Thursday, August 5, 2010

How high in the true US unemployment rate?

Everybody seems to agree that the official measure of the US unemployment rate is too low, but it is uncertain by how much. Indeed, the method of measurement is very poor, as it is based on a survey which is rife with errors. Follow-ups have uncovered frightening errors both on the side of the interviewers and interviewees. And even those reinterviews are not reliable, because they are too small, too infrequent and still full of errors. Thus they cannot be used as a standard for evaluating measurement error bias. But the survey is a short panel, meaning that interviewees are followed for a few months, which allows to improve the accuracy of the measures.

Shuaizhang Feng and Yingyao Hu do this by assuming that there are latent variables underlying the process, and these variables have some level of persistence and measurement error probabilities that varies across groups (race, gender, age). The resulting "true" unemployment rates are on average 35% higher than official ones, more during recessions. Right now, the unemployment rate would be close to 15%. Employment rates do not differ significantly, indicating that unemployed often claim not to be in the labor force, especially females.

3 comments:

Anonymous said...

That's a nice paper. It rises interesting issues.

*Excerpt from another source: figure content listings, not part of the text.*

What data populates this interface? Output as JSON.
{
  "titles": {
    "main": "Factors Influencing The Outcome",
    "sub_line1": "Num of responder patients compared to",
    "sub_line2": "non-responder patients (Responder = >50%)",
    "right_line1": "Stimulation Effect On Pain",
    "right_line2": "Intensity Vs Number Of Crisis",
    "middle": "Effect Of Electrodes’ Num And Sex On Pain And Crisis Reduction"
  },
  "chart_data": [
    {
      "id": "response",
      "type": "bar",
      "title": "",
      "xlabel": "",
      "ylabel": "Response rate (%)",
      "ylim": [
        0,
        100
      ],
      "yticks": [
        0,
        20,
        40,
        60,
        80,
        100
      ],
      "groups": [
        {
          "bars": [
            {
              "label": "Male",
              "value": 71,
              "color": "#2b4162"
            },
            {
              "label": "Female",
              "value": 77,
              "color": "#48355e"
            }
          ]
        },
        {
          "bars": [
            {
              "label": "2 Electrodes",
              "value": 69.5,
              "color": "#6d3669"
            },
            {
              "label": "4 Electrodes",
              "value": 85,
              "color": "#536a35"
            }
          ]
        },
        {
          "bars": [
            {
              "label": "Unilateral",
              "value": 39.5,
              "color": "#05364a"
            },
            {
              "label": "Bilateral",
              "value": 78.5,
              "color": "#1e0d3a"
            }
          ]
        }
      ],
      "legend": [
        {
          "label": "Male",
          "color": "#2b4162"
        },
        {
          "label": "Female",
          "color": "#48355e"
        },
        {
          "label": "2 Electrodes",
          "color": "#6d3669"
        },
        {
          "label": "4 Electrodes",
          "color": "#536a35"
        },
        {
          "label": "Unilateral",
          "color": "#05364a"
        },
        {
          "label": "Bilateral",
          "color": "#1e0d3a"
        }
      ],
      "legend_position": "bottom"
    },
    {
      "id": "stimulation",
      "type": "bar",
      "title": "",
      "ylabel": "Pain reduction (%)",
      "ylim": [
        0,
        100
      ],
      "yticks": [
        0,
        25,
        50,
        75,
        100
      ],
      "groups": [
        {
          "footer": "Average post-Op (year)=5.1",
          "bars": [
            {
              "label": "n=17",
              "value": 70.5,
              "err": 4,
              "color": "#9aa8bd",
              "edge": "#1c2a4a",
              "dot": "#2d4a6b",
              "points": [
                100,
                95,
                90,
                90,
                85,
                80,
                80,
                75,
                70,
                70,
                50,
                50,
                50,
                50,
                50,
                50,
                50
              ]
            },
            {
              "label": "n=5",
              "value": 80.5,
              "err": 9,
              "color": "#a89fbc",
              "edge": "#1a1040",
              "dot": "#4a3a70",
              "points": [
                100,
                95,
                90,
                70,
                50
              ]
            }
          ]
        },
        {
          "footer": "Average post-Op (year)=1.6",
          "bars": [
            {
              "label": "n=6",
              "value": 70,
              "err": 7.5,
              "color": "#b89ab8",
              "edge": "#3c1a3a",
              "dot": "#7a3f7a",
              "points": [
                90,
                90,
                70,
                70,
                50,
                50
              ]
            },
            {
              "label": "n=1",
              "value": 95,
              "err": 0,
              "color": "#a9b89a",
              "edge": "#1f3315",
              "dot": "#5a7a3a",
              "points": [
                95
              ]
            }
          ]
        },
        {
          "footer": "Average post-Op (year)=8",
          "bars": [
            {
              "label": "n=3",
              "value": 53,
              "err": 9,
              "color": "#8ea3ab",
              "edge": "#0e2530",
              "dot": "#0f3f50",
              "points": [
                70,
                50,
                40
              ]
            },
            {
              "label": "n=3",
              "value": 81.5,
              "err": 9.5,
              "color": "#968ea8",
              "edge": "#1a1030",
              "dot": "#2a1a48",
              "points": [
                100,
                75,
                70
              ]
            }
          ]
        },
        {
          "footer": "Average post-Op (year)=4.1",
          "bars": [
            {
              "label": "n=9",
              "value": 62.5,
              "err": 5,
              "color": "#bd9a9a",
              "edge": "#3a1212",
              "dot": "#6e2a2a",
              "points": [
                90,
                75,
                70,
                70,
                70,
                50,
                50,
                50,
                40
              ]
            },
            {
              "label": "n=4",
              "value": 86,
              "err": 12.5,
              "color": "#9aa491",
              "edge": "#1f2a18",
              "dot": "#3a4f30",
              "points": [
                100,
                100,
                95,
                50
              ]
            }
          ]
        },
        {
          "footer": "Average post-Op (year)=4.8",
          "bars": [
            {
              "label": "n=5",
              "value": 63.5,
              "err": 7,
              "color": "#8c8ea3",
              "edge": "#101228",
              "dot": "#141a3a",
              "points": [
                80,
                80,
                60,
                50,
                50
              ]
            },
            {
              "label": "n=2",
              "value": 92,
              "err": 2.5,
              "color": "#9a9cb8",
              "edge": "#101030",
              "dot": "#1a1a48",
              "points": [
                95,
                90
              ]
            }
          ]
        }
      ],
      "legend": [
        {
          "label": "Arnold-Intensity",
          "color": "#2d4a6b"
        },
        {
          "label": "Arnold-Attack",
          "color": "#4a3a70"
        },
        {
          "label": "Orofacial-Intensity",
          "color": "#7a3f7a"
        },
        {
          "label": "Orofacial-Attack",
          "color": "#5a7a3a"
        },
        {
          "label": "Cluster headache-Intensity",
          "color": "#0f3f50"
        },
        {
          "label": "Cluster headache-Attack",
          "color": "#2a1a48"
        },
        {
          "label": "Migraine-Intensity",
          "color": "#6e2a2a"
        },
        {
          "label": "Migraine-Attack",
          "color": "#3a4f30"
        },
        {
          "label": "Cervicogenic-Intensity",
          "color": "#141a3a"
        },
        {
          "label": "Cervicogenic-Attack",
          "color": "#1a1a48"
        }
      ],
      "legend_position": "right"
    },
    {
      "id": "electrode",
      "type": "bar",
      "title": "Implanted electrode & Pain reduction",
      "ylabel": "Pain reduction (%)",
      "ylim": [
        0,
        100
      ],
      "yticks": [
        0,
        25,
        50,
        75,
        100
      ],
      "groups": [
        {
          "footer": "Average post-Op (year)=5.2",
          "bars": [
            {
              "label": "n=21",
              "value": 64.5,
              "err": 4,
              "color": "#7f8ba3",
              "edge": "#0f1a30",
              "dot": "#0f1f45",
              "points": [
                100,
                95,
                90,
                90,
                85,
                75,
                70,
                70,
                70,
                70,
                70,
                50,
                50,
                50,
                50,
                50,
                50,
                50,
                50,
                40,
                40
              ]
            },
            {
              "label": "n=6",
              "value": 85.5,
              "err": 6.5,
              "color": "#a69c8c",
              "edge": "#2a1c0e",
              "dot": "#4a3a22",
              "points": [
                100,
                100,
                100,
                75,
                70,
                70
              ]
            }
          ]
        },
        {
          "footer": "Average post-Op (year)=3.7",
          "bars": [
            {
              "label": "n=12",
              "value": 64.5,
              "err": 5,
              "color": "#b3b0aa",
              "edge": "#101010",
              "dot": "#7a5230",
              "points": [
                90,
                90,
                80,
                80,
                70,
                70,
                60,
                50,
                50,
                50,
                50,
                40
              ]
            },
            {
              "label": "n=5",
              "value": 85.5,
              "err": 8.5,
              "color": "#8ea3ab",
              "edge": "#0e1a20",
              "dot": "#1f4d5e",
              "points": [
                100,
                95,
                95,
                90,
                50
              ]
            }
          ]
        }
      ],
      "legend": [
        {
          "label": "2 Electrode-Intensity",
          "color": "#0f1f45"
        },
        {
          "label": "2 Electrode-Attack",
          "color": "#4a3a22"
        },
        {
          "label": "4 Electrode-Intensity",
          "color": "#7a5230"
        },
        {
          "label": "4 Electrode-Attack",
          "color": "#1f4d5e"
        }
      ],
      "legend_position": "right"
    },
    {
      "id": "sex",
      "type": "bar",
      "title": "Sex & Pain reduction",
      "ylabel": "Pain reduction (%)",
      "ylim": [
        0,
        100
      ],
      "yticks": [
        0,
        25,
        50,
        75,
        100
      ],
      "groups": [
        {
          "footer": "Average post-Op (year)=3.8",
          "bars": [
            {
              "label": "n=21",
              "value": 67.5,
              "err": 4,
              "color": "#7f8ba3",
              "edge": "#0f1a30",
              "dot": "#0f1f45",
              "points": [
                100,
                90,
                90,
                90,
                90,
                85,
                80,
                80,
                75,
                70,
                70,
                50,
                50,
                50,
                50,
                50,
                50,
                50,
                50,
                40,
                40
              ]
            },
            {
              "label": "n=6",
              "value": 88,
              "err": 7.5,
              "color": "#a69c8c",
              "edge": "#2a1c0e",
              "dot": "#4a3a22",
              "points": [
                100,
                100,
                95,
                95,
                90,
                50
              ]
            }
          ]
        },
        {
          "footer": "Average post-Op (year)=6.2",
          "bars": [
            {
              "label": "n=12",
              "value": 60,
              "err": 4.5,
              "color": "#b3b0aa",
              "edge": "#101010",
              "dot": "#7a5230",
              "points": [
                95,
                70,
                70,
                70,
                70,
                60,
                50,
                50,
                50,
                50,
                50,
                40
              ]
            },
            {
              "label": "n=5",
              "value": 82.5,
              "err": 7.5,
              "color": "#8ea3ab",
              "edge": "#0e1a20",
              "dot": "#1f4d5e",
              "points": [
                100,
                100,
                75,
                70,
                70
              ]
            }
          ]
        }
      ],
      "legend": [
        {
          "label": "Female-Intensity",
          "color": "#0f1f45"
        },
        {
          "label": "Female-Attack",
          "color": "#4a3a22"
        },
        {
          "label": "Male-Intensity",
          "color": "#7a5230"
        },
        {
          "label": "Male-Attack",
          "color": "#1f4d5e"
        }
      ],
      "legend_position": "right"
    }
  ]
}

Though, I'm afraid that this paper is a little bit too difficult to understand for people like Kansan and Vllfredo. Anyway, they can try to read it....

Kansan said...

What is exactly the purpose of this comment?

Anonymous said...

What "exactly" is the point of this entire post? Feng & Hu are further manipulating already erroneous numbers, making any result they achieve more erroneous!! If that's even possible.